Mes réactions et actions ne sont que le résultat d’une colère sous jacente, d’une peine incontrôlable et d’une mauvaise foi évidente. Tous ces sentiments se battent et influencent mon esprit plus que je ne pourrais le croire. Chaque impulsion, chaque besoin se traduit d’une bien étrange façon et je me trouve incapable du moindre réflexe rationnel. Le baiser que nous échangeons, je m’y perds, plus d’une seconde, alors qu’il s’éternise. Il n’a rien de doux, ne traduit qu’une passion incontrôlable qui semble animer nos deux êtres depuis cette rencontre dans le marais. Tout était plus simple alors. Windsor n’était pas revenu dans ma vie, Calyxte n’était pas mort… Et la vie était un long fleuve presque tranquille. Je pouvais jouer à cette époque. Elle est malheureusement révolue et chaque parcelle de jeux se transforme rapidement en torture et mots que je ne voudrais dire. Seulement ils s’échappent, se dressent entre nous et ma cruauté devient mon unique rempart face à cet être qui voudrait s’imposer pour moi. Le mur dans mon dos soudain, me rappelle la situation et dans un réflexe, je viens mordre sa lèvre. Encore une fois, même si ce n’est cette fois qu’un incident provoqué par trop de passion. Et finalement, le froid se fait intense, lorsque dans un mouvement il me quitte. Je ressens chaque frisson et vient faiblement croiser mes bras devant ma poitrine. Cette étreinte a été beaucoup plus intense que prévue et je me retrouve fébrile rien qu’un instant.
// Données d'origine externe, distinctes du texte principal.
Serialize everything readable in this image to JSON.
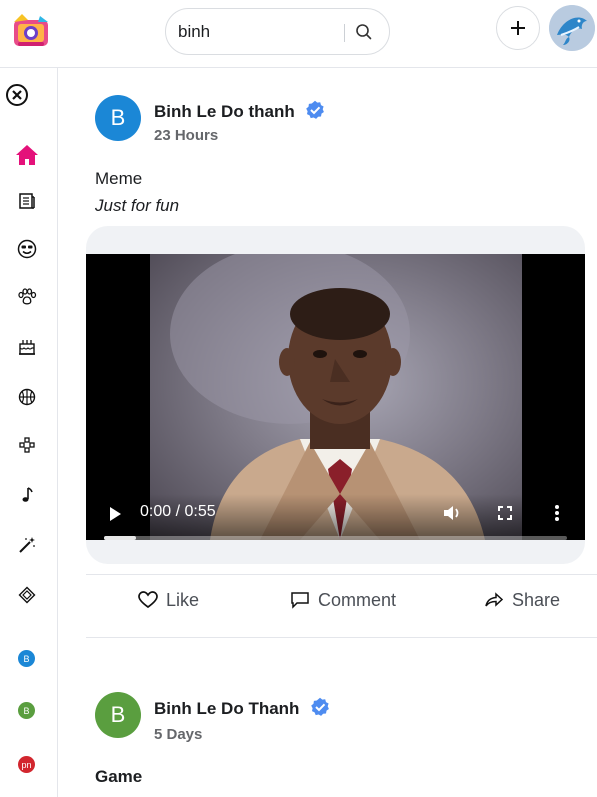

Je fronce les sourcils, ne comprend pas où il veut en venir et décide finalement de ne plus y prêter attention. Plus pour l’instant. Parce que la suite s’en vient et sa conclusion me pétrifie. Son acuité me perturbe plus que je ne saurais le dire, parce qu’il a raison. C’est la mort de cet être froid que je blâme et mon interlocuteur se retrouve être celui qui subi. Il ne sait pas pourquoi, il ne sait pas pour qui, mais il sait qu’il n’est pas responsable de toute cette aigreur. Dans un sursaut de reconnaissance, je voudrais déposer ma main sur sa joue et lui offrir juste une once de douceur. Pourtant je n’en fais rien, retiens mon geste et me contente de lui offrir une moue méprisante… A laquelle il semble répondre d’un coup dans le mur. Cet éclat de violence non justifiée, je le salue d’un froncement de sourcils équivoque et fini par passer nerveusement ma langue sur mes lèvres. Nerveuse, je voudrais le frapper pour le faire taire, ou l’embrasser pour le même résultat, mais je ne parviens qu’à rester figée comme une statue, incapable de réagir comme je l‘aurais fait normalement.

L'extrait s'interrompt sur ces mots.